The 90s enjoyed a wave of movies (e.g., Arrival, Sphere, Contact) producing some ideas of what would happen if aliens were to respond to our messages sent out into deep space from the project SETI: Search for Extra Terrestrial Intelligence. This trend included Species (1995). Then the late 90s and 2000s began to focus of Mission to Mars movies (e.g., Mission to Mars, Red Planet, The Last Days on Mars)… and what would go wrong. Species II capitalizes on this trend in fine form, while preserving everything Species fans loved about the first movie.
Like the original, some of the then-ambitious CGI doesn’t look quite so stellar today as we open with a visuals-rich Mars mission landing. The first man to set foot on Mars, Patrick (Justin Lazard) takes core soil samples of red silt that entomb an oozy, alien, slime-mold-like lifeform which escapes its containment unit and infects the entire crew.
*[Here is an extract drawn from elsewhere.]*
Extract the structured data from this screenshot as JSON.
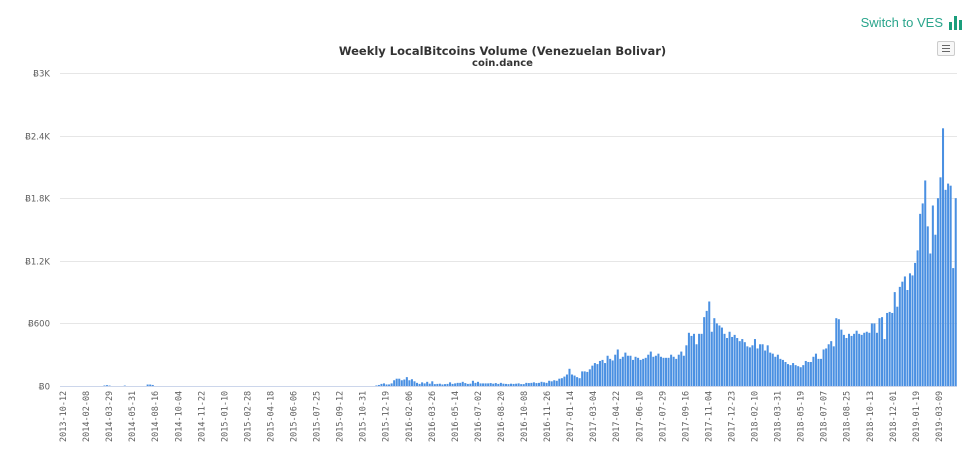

Upon returning to Earth, our Mars astronauts are on sexual quarantine for 10 days. If only they followed this rule… smh. Director Peter Medak’s (The Changeling) sequel is more sultry and sexualized than its predecessor. The sex scenes are more frequent, with more people, and more nudity. But there’s also more effects and gore earlier in the film. Within the first 30 minutes a threesome results in a grotesque emergence of slimy tentacles and a very graphic, horrifyingly painful birth scene as a monstrous infant head erupts from a woman’s distended abdomen only minutes post-coitus. With the crime scene splattered with some all-too familiar alien DNA, the authorities knew exactly whom to call.
Overseeing a genetic clone of Sil, Dr. Baker (Marg Helgenberger; After Midnight, Species) has genetically engineered Eve (Natasha Henstridge; Species I-III, Maximum Risk, Ghosts of Mars) in order to study the alien threat introduced in part 1—should that threat ever return. Well, as luck would have it… that day has come. The Pentagon assigns Preston (Michael Madsen; House) and Dr. Baker to hunt down this new threat, since they’ve hunted one down before.
As Baker, Preston and uninfected astronaut Gamble (Mykelti Williamson; The Final Destination) try to hunt down Patrick, he leaves hollowed out human mothers in his wake as he mows through strip clubs and prostitutes, amassing a farmhouse of his alien offspring. But he wasn’t the only one infected.
Additional gore and effects scenes do not disappoint. Immediately after conception, an astronaut’s (Myriam Cyr; Gothic) stomach expands and ruptures a chaotic bloom of tentacles. As she shrieks in pain and terror, a long worm-like monster emerges and harpoons her husband’s face across the room against the wall. The scene is incredibly gross and wildly unnerving. There are also scenes with monstrously gross autopsy, graphic suicide and regeneration, more women with hollowed out bodies from traumatic insta-birth, and Patrick’s kids metamorphosing into slimy gooey pulsating cocoons.
When Patrick and Eve learn of each other, they are powerfully drawn to each other. Their union is a sight that would make H. R. Giger proud. Their mating is like a cyborg-xenomorph hentai tentacle scene that turns into a sexualized monster battle between monsters akin to a hybrid between a gangly predalien and a xenomorph fembot. The finale is insane, a bit perverse, and loaded with cool effects. And thankfully, not so much in the way of CGI nonsense.
The closing scene screams at us to expect another sequel. And with how this one turned out, I’m 1000% on board. Unfortunately, that might be when these movies shift to direct-to-video releases. Oh well.